Holmes had accused Love of making false statement about her on Twitter, which suggested that Holmes was "bought off" when she refused to represent Love against the managers of Kurt Cobain's estate. She filed the suit in May of 2011, almost a year after the initial offending Tweet.

Love claimed that she had intended the message to go only to Holmes through the direct messaging system and that when she realized it was public, she immediately took it down. After seven days of proceedings in a downtown Los Angeles courtroom, the jury ruled in Love's favor.

The verdict from the jury came early after they opted to skip their afternoon break and come to a decision. According to the report, many press outlets had already left, and the ruling was read past he normal 4:30 p.m. closing time, partly because Love had left the court, too.

Judge Michael Johnson did not wait for Love to return when he called for a decision. The verdict is the culmination of a landmark Twitter-libel lawsuit surrounding social media and defamation.
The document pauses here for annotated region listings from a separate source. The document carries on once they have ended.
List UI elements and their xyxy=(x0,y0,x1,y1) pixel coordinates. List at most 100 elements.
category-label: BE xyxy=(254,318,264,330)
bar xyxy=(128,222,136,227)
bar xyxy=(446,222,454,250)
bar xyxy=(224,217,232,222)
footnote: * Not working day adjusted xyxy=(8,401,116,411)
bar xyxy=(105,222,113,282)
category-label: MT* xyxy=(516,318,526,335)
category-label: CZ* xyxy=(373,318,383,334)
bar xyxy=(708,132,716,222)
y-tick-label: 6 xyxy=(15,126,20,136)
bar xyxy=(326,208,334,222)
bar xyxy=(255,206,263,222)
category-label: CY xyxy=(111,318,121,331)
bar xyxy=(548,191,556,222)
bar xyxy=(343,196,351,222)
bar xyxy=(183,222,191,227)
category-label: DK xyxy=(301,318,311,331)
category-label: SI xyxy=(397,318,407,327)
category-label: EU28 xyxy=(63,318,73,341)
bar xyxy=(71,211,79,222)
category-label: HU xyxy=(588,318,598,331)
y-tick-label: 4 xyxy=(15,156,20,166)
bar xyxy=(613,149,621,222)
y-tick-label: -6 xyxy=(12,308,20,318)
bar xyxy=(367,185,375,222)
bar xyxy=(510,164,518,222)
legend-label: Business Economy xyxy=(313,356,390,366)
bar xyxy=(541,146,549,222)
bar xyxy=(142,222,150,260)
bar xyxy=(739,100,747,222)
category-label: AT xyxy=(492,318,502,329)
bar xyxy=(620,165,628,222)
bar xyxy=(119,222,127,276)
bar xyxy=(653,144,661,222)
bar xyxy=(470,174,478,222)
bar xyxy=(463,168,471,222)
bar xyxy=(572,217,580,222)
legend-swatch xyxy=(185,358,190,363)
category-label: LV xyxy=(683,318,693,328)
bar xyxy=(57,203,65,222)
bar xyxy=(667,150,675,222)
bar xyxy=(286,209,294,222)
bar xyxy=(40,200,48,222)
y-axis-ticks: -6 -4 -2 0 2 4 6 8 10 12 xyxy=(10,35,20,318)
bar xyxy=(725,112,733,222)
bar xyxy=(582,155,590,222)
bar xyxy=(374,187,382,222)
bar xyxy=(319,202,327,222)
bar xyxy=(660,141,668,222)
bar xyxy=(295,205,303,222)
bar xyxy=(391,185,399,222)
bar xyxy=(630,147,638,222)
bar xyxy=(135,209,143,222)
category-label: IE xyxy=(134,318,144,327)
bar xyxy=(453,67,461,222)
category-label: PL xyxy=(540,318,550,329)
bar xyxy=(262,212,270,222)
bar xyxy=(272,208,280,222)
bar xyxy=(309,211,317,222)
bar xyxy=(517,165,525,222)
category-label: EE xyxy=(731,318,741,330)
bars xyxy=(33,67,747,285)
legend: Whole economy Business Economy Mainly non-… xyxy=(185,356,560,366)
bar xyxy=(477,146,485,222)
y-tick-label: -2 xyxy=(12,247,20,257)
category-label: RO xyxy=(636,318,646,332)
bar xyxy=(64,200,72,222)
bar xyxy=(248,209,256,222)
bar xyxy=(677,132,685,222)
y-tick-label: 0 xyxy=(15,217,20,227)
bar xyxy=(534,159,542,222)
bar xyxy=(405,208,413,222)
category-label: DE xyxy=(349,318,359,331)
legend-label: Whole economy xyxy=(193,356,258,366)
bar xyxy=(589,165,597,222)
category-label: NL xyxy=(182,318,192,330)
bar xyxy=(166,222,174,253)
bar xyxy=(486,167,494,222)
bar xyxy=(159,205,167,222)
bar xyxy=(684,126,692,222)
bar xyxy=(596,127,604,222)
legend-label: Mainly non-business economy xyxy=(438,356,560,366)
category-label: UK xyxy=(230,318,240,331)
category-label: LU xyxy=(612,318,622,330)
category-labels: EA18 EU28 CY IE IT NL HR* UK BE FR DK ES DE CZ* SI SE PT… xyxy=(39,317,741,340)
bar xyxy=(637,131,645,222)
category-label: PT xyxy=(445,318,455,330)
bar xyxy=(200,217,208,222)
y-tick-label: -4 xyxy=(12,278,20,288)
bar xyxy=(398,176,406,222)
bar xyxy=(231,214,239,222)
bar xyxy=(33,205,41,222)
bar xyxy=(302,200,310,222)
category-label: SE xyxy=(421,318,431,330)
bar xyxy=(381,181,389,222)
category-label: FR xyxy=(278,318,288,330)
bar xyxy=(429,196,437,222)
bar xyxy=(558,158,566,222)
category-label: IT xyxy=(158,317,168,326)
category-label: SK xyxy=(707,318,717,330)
As SPIN reports, "While the 12-person jury agreed that Love's public statement was false and likely injurious to Holmes, they were not convinced that Love didn't believe it to be true. They were asked: 'Did Rhonda Holmes prove by clear and convincing evidence that Courtney Love knew it was false or doubted the truth of it?' And the answer was 'No.'"

The suit made against Love was the first libel case involving Twitter to have been brought to court. But as The Hollywood Reporter notes, her legal troubles are not over. A new defamation suit was recently brought against her by fashion designer Dawn Simorangkir over comments she made on Pinterest.